Erythrée: le gouvernement veut nationaliser les hôpitaux et dispensaires de l’Église
Manuella Affejee- Cité du Vatican
Le 12 juin dernier, les administrateurs des divers hôpitaux, centres médicaux et dispensaires catholiques ont reçu la visite de fonctionnaires du gouvernement, leur demandant d’en remettre la propriété aux autorités. Devant le refus des responsables, pris de court par une telle démarche, les fonctionnaires ont procédé à la fermeture pure et simple des centres, à l’évacuation immédiate du personnel et des patients, et à la mise sous surveillance des maisons religieuses dont dépendent ces structures.
La tristesse et l’inquiétude des évêques
Devant ces actes d’intimidation dont ils affirment ne pas comprendre le fondement, les évêques expriment leur «tristesse» et leur «amertume». «Comment est-il possible que de tels actes aient lieu dans un État de droit ? Est-ce ainsi que l’État interrompt d’un coup, sans même un geste de reconnaissance, une collaboration que l’Église lui a offerte durant des décennies, pour le bien du peuple et de la nation ?» s’interrogent-ils dans cette missive adressée au la ministre de la Santé, Amna Nurhsein, non sans rappeler que le service de l’homme constitue le cœur de la mission de l’Église, une «obligation» même.
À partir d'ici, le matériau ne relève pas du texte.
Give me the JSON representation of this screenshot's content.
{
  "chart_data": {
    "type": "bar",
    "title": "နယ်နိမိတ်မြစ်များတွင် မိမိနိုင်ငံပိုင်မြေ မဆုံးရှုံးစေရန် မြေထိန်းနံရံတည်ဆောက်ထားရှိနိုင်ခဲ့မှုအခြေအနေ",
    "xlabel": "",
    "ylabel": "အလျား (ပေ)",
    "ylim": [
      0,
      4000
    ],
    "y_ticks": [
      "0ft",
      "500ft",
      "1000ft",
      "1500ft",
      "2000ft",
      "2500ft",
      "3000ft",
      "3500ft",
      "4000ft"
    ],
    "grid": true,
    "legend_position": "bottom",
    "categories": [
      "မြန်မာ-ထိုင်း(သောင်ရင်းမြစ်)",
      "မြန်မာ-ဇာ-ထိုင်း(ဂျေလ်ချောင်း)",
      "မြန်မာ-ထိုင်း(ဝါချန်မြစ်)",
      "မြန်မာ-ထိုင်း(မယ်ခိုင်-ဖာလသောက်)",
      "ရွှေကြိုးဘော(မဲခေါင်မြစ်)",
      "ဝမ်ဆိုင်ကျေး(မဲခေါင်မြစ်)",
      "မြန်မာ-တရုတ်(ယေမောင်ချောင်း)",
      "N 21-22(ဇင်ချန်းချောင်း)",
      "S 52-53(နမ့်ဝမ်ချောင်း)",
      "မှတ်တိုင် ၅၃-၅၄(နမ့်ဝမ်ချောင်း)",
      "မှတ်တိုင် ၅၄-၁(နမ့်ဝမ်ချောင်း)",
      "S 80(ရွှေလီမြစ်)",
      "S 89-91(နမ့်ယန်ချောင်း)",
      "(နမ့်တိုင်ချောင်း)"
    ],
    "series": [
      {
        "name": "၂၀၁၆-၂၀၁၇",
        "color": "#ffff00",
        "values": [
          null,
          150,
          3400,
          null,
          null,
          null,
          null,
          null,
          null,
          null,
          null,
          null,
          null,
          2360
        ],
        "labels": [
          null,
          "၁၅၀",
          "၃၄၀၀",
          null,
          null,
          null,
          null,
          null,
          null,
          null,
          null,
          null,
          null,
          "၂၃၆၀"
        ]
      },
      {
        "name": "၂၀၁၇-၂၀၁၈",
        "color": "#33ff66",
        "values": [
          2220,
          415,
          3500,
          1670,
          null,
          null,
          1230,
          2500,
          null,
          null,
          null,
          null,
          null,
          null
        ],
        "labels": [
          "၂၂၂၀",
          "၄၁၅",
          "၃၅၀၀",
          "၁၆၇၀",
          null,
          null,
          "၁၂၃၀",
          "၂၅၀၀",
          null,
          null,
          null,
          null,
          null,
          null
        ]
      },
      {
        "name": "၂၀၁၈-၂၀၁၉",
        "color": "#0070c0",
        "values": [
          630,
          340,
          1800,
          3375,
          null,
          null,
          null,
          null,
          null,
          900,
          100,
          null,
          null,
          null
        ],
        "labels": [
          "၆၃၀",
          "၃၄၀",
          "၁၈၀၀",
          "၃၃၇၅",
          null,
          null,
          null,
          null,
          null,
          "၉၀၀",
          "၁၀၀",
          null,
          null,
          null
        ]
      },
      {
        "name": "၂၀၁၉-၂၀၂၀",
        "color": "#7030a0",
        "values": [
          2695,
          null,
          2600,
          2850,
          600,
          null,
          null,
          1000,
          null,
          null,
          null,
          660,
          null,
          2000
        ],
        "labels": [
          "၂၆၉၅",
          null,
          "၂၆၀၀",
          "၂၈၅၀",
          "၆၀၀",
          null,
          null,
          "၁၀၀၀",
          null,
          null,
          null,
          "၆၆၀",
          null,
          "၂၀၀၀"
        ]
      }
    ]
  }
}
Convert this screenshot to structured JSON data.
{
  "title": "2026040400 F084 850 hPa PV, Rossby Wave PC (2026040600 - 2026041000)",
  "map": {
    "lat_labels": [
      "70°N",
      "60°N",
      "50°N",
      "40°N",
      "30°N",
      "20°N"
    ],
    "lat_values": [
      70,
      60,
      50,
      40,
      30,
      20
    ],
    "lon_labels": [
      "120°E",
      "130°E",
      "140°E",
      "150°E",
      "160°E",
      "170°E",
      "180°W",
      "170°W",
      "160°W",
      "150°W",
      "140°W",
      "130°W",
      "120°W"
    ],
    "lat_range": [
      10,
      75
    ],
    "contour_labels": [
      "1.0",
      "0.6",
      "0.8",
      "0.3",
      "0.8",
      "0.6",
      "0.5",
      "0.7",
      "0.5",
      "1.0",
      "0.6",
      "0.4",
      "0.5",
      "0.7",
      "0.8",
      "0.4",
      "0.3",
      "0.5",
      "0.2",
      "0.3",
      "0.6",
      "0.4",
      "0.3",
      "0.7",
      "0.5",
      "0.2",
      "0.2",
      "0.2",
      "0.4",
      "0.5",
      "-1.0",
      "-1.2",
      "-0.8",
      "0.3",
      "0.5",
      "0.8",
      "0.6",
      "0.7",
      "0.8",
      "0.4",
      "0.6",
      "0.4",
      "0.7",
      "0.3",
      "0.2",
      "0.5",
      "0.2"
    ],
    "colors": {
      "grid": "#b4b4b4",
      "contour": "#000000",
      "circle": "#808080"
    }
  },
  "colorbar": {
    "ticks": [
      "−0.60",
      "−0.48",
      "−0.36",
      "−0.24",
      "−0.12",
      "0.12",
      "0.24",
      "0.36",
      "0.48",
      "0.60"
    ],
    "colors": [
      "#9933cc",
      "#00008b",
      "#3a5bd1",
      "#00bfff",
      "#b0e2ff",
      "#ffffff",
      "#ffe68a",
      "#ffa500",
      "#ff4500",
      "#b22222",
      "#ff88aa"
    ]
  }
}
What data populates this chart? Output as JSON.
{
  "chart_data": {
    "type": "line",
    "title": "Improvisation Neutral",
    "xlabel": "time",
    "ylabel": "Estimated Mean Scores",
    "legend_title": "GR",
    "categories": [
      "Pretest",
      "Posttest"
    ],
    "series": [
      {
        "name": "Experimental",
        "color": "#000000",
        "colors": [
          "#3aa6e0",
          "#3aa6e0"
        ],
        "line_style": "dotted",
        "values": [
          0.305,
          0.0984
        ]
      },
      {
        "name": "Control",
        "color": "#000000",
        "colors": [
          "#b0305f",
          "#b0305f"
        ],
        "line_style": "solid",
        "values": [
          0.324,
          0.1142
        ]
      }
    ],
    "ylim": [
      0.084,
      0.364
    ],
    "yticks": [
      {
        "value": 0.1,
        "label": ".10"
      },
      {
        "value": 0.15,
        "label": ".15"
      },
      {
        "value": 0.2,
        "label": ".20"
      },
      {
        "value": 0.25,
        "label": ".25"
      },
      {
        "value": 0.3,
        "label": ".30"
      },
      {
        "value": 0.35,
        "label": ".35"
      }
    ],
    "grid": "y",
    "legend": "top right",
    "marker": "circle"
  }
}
«Une chose est de déclarer que l’État n’a pas besoin des services de l’Église, une autre est d’intimer la remise des propriétés légitimes de l’Église: ce n’est absolument pas juste», assènent les évêques, faisant observer que les structures sanitaires en question se trouvent à l’intérieur des maisons religieuses. Il s’avère impossible de réquisitionner les premières sans violer la liberté et l’espace vital des secondes. «Priver l’Église de ces institutions, c’est attaquer sa propre existence, et exposer ses serviteurs, religieux, religieuses et laïcs à la persécution». En conséquence, l’épiscopat prévient qu’il ne les remettra pas volontairement aux autorités.
L’affaire cause une grande émotion et une vive inquiétude au sein des communautés catholiques du pays, mais aussi parmi la population. Les quelque 40 hôpitaux, centres sanitaires et dispensaires régis par l’Église fournissent en effet des soins gratuits à tous ceux qui en ont besoin, indépendamment de leur ethnie ou de leur appartenance religieuse. Les pauvres et les nécessiteux sont donc les premières victimes de cette décision arbitraire des autorités érythréennes.
Une lettre pastorale trop libre ?
Pour en saisir les ressorts, il faut se reporter à une loi édictée en 1995 qui plaçait toutes les structures sociales, -écoles, centres médicaux-, sous l’administration de l’État. Mais en pratique, elle ne fut jamais appliquée… jusqu’à ces derniers mois. Entre 2017 et 2018, 8 cliniques catholiques ont été contraintes à la fermeture.
Selon plusieurs observateurs, cités par l’agence Fides, il faut comprendre cette décision comme une mesure de rétorsion du régime contre l’Église. Dans une lettre pastorale publiée en avril dernier, les évêques du pays avaient en effet demandé «un processus de réconciliation nationale qui garantisse la justice sociale pour tous». Dans le sillage de l’accord de paix historique conclu avec l’ancienne rivale éthiopienne, l’épiscopat appelait à de profondes réformes afin de soulager la population durement éprouvée par des années de dictature. Des paroles libres, ouvertes au dialogue et sans aucune intention critique, mais qui, semble-t-il, n’ont pas eu l’heur de plaire aux autorités.